Susan Crawford knocks the FAA for claiming authority to regulate commercial drones but never writing any actual rules:
The Federal Aviation Administration has been asserting for years that it has broad authority over drones but hasn’t been able to come up with any rules covering their use. That didn’t stop the agency from fining a 29-year-old Swiss man, Raphael “Trappy” Pinker, for flying a Styrofoam drone over the University of Virginia. The FAA said that Trappy’s stunt, carried out in the course of filming an advertisement for the university’s medical school, amounted to a dangerous airplane flight. Last week, however, the National Transportation Safety Board declared that the agency couldn’t bar the commercial use of drones without conducting an official rule-making process.

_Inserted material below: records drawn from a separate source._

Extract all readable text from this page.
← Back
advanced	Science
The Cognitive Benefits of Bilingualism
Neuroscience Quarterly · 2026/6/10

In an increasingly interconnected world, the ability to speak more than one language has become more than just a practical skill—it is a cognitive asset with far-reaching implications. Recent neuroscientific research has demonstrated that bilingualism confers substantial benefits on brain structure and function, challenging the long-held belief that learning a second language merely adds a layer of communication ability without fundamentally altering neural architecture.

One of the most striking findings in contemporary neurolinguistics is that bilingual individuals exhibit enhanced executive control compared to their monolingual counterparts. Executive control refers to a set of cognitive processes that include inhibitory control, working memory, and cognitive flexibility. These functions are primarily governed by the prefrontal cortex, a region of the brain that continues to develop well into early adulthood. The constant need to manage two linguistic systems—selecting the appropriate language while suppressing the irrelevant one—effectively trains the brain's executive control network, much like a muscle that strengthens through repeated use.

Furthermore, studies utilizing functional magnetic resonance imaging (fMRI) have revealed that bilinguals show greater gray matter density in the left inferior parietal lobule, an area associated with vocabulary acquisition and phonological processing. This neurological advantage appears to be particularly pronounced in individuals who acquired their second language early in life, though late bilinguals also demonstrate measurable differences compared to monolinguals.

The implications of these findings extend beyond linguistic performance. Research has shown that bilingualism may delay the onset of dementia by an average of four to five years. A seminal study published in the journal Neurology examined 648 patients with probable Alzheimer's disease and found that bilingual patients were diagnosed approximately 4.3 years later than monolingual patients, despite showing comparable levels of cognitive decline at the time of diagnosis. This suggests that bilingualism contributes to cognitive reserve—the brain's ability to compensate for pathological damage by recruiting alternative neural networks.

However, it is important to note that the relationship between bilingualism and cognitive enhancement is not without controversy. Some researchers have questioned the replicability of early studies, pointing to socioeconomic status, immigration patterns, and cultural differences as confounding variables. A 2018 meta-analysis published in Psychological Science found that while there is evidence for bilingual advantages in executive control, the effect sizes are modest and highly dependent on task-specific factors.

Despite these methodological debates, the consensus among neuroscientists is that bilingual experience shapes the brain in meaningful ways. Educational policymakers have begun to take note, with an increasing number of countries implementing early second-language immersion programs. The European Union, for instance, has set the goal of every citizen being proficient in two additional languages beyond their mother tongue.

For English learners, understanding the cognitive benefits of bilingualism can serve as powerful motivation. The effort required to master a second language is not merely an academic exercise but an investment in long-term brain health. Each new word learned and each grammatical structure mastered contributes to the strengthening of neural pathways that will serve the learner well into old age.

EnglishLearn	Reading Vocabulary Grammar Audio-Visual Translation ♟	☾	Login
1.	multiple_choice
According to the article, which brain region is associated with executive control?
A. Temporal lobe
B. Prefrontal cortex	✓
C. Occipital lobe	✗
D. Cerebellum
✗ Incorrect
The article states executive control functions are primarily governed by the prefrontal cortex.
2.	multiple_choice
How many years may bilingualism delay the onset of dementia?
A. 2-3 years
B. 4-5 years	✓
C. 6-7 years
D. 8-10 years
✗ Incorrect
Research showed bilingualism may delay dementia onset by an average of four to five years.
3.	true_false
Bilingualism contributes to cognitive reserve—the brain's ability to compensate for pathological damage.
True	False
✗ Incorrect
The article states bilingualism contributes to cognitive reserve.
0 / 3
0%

Back in 2012, Congress told the FAA to put guidelines in place by 2013 and have a plan for detailed drone regulation by 2015. The agency will miss both of those deadlines. And its dithering has put it in an awkward legal position: The FAA may have ample potential legal authority over drones, particularly when it comes to safety, but its inability to hammer out the details is keeping it from taking a stand on their commercial use.
Josh Marshall expects drones to require a new approach to air traffic:
What interests me just as much as the privacy dimension, however, is how the proliferation of drones is about to completely challenge the way we keep flying objects safe in the air and change fundamentally how we manage air traffic. … There will just be too many things flying around and too many not under any kind of direct human control. So the FAA is in the midst of planning a new system in which every flying object or nearly every flying object has to have technology on board which constant sends out GPS-based notifications about where it is.

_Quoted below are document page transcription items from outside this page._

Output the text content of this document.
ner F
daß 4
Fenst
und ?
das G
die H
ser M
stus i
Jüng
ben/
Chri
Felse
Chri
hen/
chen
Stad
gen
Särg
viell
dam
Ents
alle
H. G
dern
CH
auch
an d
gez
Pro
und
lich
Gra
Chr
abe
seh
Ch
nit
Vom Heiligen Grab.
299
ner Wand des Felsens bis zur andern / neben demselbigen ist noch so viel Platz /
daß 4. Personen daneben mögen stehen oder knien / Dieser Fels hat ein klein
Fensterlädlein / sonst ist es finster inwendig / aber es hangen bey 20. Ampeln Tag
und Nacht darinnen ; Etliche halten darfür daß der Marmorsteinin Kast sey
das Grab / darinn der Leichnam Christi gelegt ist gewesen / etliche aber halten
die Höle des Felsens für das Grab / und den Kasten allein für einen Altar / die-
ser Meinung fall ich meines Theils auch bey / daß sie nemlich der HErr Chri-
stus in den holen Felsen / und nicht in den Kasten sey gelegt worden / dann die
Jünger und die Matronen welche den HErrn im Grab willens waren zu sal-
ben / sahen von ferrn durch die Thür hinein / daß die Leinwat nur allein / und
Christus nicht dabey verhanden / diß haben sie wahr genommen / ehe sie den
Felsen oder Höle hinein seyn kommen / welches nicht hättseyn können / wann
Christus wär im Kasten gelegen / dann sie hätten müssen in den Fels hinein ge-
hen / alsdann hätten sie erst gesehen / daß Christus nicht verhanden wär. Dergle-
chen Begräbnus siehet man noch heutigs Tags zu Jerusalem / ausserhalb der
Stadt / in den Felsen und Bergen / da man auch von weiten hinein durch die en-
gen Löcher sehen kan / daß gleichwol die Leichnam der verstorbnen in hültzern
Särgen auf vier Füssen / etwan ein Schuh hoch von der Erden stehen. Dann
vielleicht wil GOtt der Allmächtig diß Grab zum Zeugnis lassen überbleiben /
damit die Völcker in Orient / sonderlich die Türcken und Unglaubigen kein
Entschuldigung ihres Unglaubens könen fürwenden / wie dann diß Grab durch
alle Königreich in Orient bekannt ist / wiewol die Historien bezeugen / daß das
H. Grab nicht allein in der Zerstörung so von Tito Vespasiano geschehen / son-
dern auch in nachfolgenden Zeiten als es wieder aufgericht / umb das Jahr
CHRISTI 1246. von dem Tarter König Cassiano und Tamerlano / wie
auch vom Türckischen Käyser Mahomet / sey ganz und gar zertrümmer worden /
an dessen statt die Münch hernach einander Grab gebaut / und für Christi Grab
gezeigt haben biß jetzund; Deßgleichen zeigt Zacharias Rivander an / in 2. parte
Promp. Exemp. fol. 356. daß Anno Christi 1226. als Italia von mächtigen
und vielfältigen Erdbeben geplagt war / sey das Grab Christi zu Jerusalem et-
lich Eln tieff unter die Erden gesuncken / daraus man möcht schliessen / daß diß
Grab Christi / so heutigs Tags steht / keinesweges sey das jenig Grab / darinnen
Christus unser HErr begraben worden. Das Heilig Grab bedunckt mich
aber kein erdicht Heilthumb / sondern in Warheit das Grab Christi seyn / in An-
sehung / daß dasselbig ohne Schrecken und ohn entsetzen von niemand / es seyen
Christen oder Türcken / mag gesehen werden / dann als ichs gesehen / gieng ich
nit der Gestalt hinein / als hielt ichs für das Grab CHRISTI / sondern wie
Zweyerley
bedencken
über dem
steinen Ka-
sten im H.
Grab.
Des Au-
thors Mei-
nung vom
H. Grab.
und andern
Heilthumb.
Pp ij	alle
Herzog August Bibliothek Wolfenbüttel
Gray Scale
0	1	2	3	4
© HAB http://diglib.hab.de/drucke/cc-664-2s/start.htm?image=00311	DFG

Frederic Lardinois thinks the ruling could encourage the administration to move faster:
For the time being, then, the legal situation around drones remains as murky as ever. While it seems plenty of real estate companies are shooting photos of houses from small quadcopters and they remain in heavy use for video production and other uses, the FAA continues to argue that commercial drone usage is essentially illegal.

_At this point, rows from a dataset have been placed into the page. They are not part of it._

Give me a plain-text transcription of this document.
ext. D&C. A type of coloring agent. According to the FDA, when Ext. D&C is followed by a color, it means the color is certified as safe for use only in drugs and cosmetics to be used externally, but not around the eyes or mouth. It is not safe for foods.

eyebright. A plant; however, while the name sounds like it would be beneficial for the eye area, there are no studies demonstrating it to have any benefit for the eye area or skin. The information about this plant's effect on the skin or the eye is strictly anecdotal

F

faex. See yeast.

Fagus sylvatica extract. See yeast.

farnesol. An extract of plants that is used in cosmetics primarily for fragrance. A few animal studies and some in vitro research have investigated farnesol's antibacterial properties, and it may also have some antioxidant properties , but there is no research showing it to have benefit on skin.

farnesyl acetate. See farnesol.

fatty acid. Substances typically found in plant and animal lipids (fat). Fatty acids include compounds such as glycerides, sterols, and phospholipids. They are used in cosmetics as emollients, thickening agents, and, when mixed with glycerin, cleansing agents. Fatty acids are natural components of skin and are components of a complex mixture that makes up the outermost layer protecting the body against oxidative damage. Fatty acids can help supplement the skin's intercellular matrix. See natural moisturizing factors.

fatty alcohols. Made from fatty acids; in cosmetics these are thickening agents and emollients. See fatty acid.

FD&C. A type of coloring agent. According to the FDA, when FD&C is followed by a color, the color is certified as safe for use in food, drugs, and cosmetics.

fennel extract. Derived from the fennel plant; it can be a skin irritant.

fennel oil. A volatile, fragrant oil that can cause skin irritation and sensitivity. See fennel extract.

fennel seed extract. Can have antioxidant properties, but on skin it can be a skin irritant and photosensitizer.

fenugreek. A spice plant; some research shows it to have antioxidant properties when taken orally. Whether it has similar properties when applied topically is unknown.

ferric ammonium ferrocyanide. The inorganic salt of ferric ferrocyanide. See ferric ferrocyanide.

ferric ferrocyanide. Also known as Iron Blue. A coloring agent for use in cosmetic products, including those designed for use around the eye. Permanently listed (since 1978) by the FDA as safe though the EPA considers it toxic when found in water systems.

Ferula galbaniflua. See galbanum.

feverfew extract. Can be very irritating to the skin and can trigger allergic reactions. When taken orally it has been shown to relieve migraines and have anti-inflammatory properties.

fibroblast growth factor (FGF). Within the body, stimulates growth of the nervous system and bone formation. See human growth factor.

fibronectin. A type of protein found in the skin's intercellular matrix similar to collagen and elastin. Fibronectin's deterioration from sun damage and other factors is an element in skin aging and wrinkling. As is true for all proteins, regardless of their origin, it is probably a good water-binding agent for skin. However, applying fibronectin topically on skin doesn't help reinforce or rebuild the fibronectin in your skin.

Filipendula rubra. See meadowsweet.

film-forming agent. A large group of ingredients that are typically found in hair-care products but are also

Because it’s perfectly okay to fly these same small drones for non-commercial reasons (though the FAA would prefer it if people at least followed a few common-sense guidelines), the FAA seems somewhat out of step with reality on this issue.
The FAA wasn’t expected to make any rules for commercial drone usage before the end of 2015. Maybe all this activity around this court case now will get it to speed up the process a bit.